Key to understanding Luke’s telling of the feeding of the five thousand is the struggle between the Lord and his Apostles. They come to him and urge him to dismiss the crowd. They are exhausted, hungry, and fully aware that they are in a deserted place. Perhaps they also fear the crowd turning on them in their hunger. The Lord’s response came in the form of a challenge, which they may have taken as a rebuke: “Give them some food yourselves.” The Apostles react incredulously: “Five loaves and two fish are all we have, unless we ourselves go and buy food for all these people.” But the Lord will have them do as he tells them. First, he prepares the crowd by having the Apostles sit everyone down, for they would have stood to listen to his teaching.
“Then taking the five loaves and the two fish, and looking up to heaven, he said the blessing over them, broke them, and gave them to the disciples to set before the crowd.” The Lord said the prescribed blessing over the loaves and fish in the baskets, and then broke them. He broke the loaves so that the people could eat them. His breaking the loaves showed his ownership of them and also that he accepted his responsibility as host to feed his guests. He had his disciples hand out the loaves and fish as though they were slaves at a banquet. To their credit, the Apostles do not revel and refuse to take part in what must have seemed an impossible task.
“They all ate and were satisfied.” The people ate until they had enough. We can imagine the effect of this miracle on the Apostles. They started as reluctant and as doubting and then became bewildered and amazed. Perhaps they wanted to say to the Lord, afterwards, as Peter had said at the time of the great catch of fish: “Leave me Lord, for I am a sinner” (Luke 5, 8). This miracle might bring to mind that at the wedding at Cana, where Jesus produced an over-abundance of fine wine, and the only ones who knew about it were the servants who helped him and the Apostles. Here too, the Apostles knew very well how little they had to start with and what the Lord had done, while the crowd, or, at least, most of the crowd had no idea of what exactly had happened.

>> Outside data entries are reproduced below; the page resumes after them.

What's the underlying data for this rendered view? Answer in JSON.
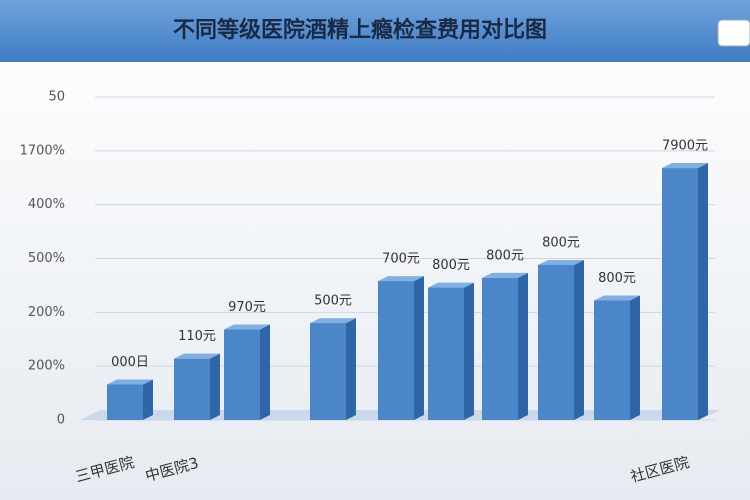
{
  "chart_data": {
    "type": "bar",
    "title": "不同等级医院酒精上瘾检查费用对比图",
    "categories": [
      "三甲医院",
      "中医院3",
      null,
      null,
      null,
      null,
      null,
      null,
      null,
      "社区医院"
    ],
    "values": [
      11,
      19,
      28,
      30,
      43,
      41,
      44,
      48,
      37,
      78
    ],
    "bar_labels": [
      "000日",
      "110元",
      "970元",
      "500元",
      "700元",
      "800元",
      "800元",
      "800元",
      "800元",
      "7900元"
    ],
    "ytick_labels": [
      "0",
      "200%",
      "200%",
      "500%",
      "400%",
      "1700%",
      "50"
    ],
    "color": "#4a86c8",
    "ylim": [
      0,
      100
    ],
    "grid": true
  }
}
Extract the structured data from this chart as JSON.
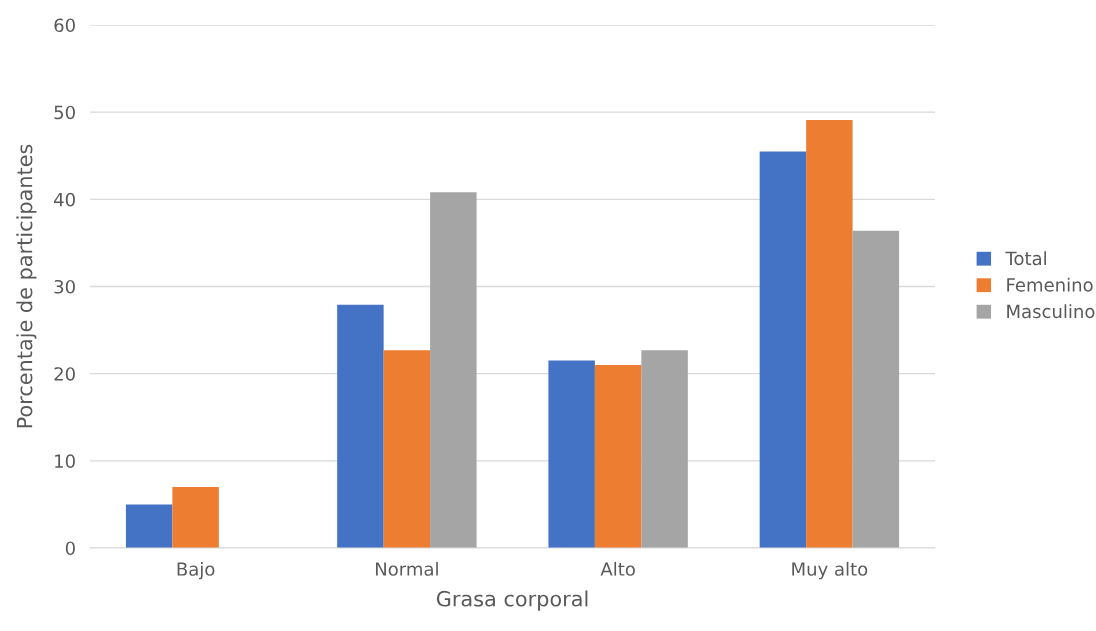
{
  "chart_data": {
    "type": "bar",
    "xlabel": "Grasa corporal",
    "ylabel": "Porcentaje de participantes",
    "categories": [
      "Bajo",
      "Normal",
      "Alto",
      "Muy alto"
    ],
    "series": [
      {
        "name": "Total",
        "color": "#4472c4",
        "values": [
          5.0,
          27.9,
          21.5,
          45.5
        ]
      },
      {
        "name": "Femenino",
        "color": "#ed7d31",
        "values": [
          7.0,
          22.7,
          21.0,
          49.1
        ]
      },
      {
        "name": "Masculino",
        "color": "#a5a5a5",
        "values": [
          0,
          40.8,
          22.7,
          36.4
        ]
      }
    ],
    "ylim": [
      0,
      60
    ],
    "yticks": [
      0,
      10,
      20,
      30,
      40,
      50,
      60
    ],
    "grid": "y",
    "legend": "right"
  }
}
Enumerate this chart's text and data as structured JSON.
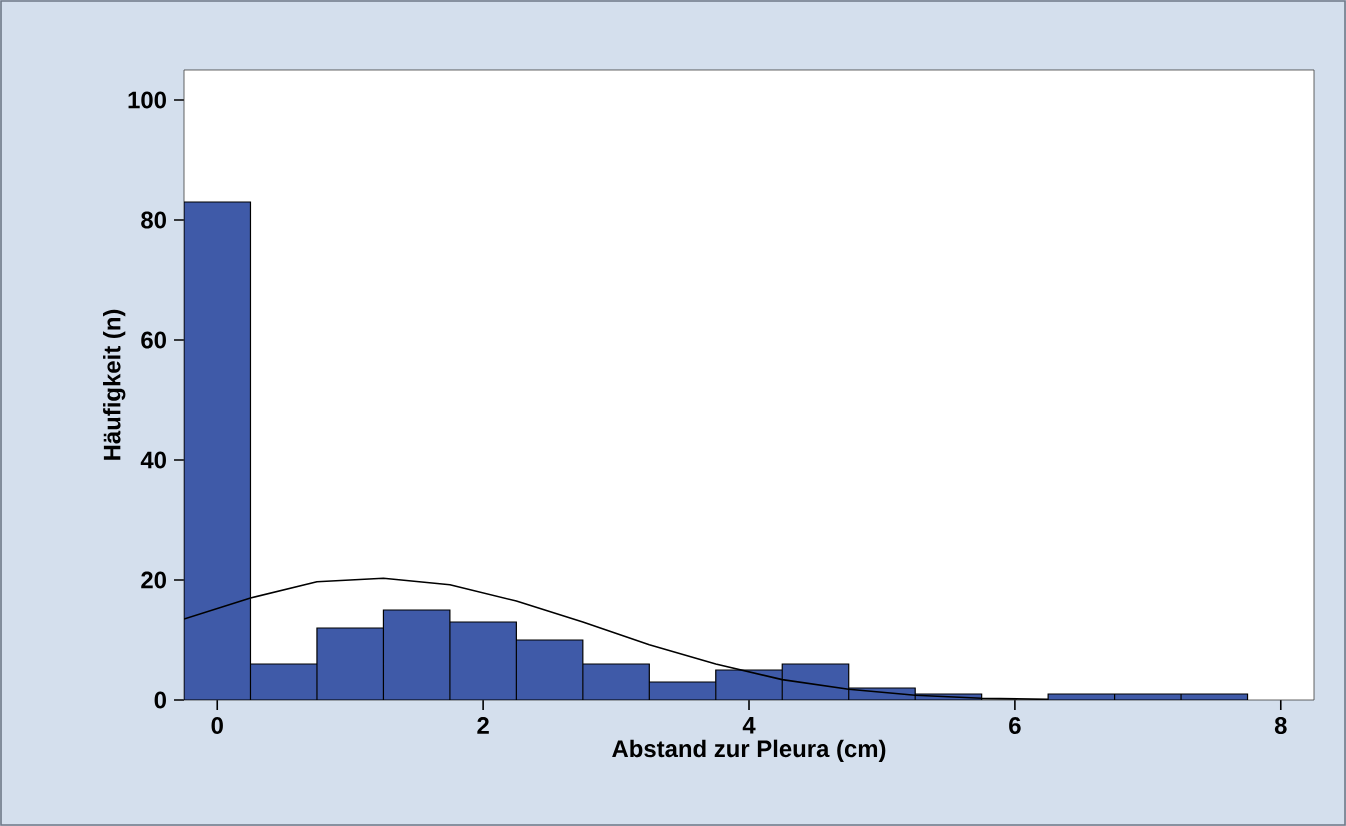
{
  "chart_data": {
    "type": "histogram",
    "xlabel": "Abstand zur Pleura (cm)",
    "ylabel": "Häufigkeit (n)",
    "bins": [
      -0.25,
      0.25,
      0.75,
      1.25,
      1.75,
      2.25,
      2.75,
      3.25,
      3.75,
      4.25,
      4.75,
      5.25,
      5.75,
      6.25,
      6.75,
      7.25,
      7.75
    ],
    "values": [
      83,
      6,
      12,
      15,
      13,
      10,
      6,
      3,
      5,
      6,
      2,
      1,
      0,
      1,
      1,
      1
    ],
    "color": "#3f5aa8",
    "series": [
      {
        "type": "line",
        "color": "#000000",
        "x": [
          -0.25,
          0.25,
          0.75,
          1.25,
          1.75,
          2.25,
          2.75,
          3.25,
          3.75,
          4.25,
          4.75,
          5.25,
          5.75,
          6.25
        ],
        "values": [
          13.5,
          17,
          19.7,
          20.3,
          19.2,
          16.5,
          13,
          9.2,
          6,
          3.4,
          1.8,
          0.8,
          0.3,
          0.1
        ]
      }
    ],
    "xlim": [
      -0.25,
      8.25
    ],
    "xticks": [
      0,
      2,
      4,
      6,
      8
    ],
    "ylim": [
      0,
      105
    ],
    "yticks": [
      0,
      20,
      40,
      60,
      80,
      100
    ]
  }
}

The Lord Jesus, in his overwhelming love for us, gives us not just enough but more, for as we see here: “When the leftover fragments were picked up, they filled twelve wicker baskets.” He gives us more than we could ask for even if we knew what to ask for. He gives us his Body and Blood to eat and drink although there was no need, strictly speaking, for him to do this: he redeemed us from sin by his Passion and Death on the Cross. He gives us this inestimable Sacrament in order to remind us of what he has done for us and in order to fortify us to live holy lives. He gives these to us too in order to prepare us to see him in heaven, whole and entire, and to enjoy his company there forever.